Dans le cadre des accords de paix signés
en 2000 à Arusha, d'anciens tueurs rentrés
d'exil sont protégés par des soldats
sud-africains employés par l'ONU (qui a
remplacé l'Union africaine en juin dernier).
Comment effectuer son travail de deuil dans de
telles circonstances ? Un élément,
cependant, me semble encourageant : l'importance
toute relative de l'ethnie selon le jeu politique.
A l'heure actuelle, le Frodebu (Front pour la
démocratie au Burundi), le parti à
dominance hutue, est plus proche de l'Uprona (Union
pour le progrès national), dominé
par les Tutsis, laquelle il partageait jusqu'aux
accords avec les FDD l'exercice effectif du pouvoir
et la responsabilité de l'organisation
des futures élections, que des des mouvements
rebelles hutus, ralliés ou non au processus
de paix. Les hommes politiques des deux ethnies
se montrent souvent plus soucieux de leurs avantages
personnels que de l'amélioration de la
situation du pays. Paradoxalement, à travers
cette médiocrité politique, une
dynamique échappant à l'ethnicité
traverse le pays.
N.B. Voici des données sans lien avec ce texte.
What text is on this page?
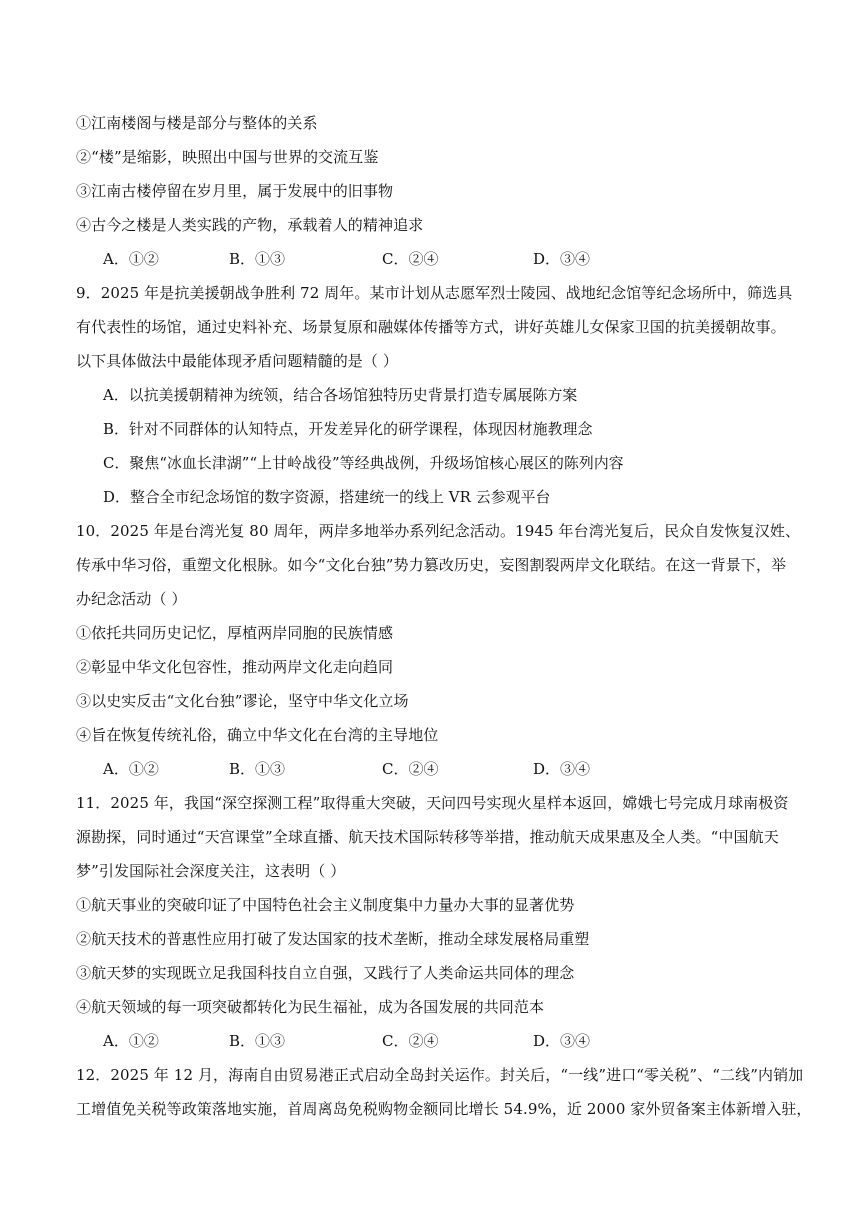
①江南楼阁与楼是部分与整体的关系
②“楼”是缩影，映照出中国与世界的交流互鉴
③江南古楼停留在岁月里，属于发展中的旧事物
④古今之楼是人类实践的产物，承载着人的精神追求
A．①②	B．①③	C．②④	D．③④
9．2025 年是抗美援朝战争胜利 72 周年。某市计划从志愿军烈士陵园、战地纪念馆等纪念场所中，筛选具
有代表性的场馆，通过史料补充、场景复原和融媒体传播等方式，讲好英雄儿女保家卫国的抗美援朝故事。
以下具体做法中最能体现矛盾问题精髓的是（ ）
A．以抗美援朝精神为统领，结合各场馆独特历史背景打造专属展陈方案
B．针对不同群体的认知特点，开发差异化的研学课程，体现因材施教理念
C．聚焦“冰血长津湖”“上甘岭战役”等经典战例，升级场馆核心展区的陈列内容
D．整合全市纪念场馆的数字资源，搭建统一的线上 VR 云参观平台
10．2025 年是台湾光复 80 周年，两岸多地举办系列纪念活动。1945 年台湾光复后，民众自发恢复汉姓、
传承中华习俗，重塑文化根脉。如今“文化台独”势力篡改历史，妄图割裂两岸文化联结。在这一背景下，举
办纪念活动（ ）
①依托共同历史记忆，厚植两岸同胞的民族情感
②彰显中华文化包容性，推动两岸文化走向趋同
③以史实反击“文化台独”谬论，坚守中华文化立场
④旨在恢复传统礼俗，确立中华文化在台湾的主导地位
A．①②	B．①③	C．②④	D．③④
11．2025 年，我国“深空探测工程”取得重大突破，天问四号实现火星样本返回，嫦娥七号完成月球南极资
源勘探，同时通过“天宫课堂”全球直播、航天技术国际转移等举措，推动航天成果惠及全人类。“中国航天
梦”引发国际社会深度关注，这表明（ ）
①航天事业的突破印证了中国特色社会主义制度集中力量办大事的显著优势
②航天技术的普惠性应用打破了发达国家的技术垄断，推动全球发展格局重塑
③航天梦的实现既立足我国科技自立自强，又践行了人类命运共同体的理念
④航天领域的每一项突破都转化为民生福祉，成为各国发展的共同范本
A．①②	B．①③	C．②④	D．③④
12．2025 年 12 月，海南自由贸易港正式启动全岛封关运作。封关后，“一线”进口“零关税”、“二线”内销加
工增值免关税等政策落地实施，首周离岛免税购物金额同比增长 54.9%，近 2000 家外贸备案主体新增入驻，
Autre facteur d'espoir : la
mobilisation de la communauté internationale,
qui exerce des pressions constantes pour faire
aboutir les négociations. »
Craignez-vous
la diffusion d'une " idéologie du
génocide " à d'autres régions
d'Afrique ?
Jean-Pierre
Chrétien -
«
En Côte d'Ivoire, tout le vieil héritage
colonial sur les " vrais " et les "
faux " Noirs a brutalement fait sa réapparition
: il ne s'agit pas seulement d'une question de
partage du pouvoir, mais du refus de l'autre et,
symétriquement, de la peur de l'exclusion.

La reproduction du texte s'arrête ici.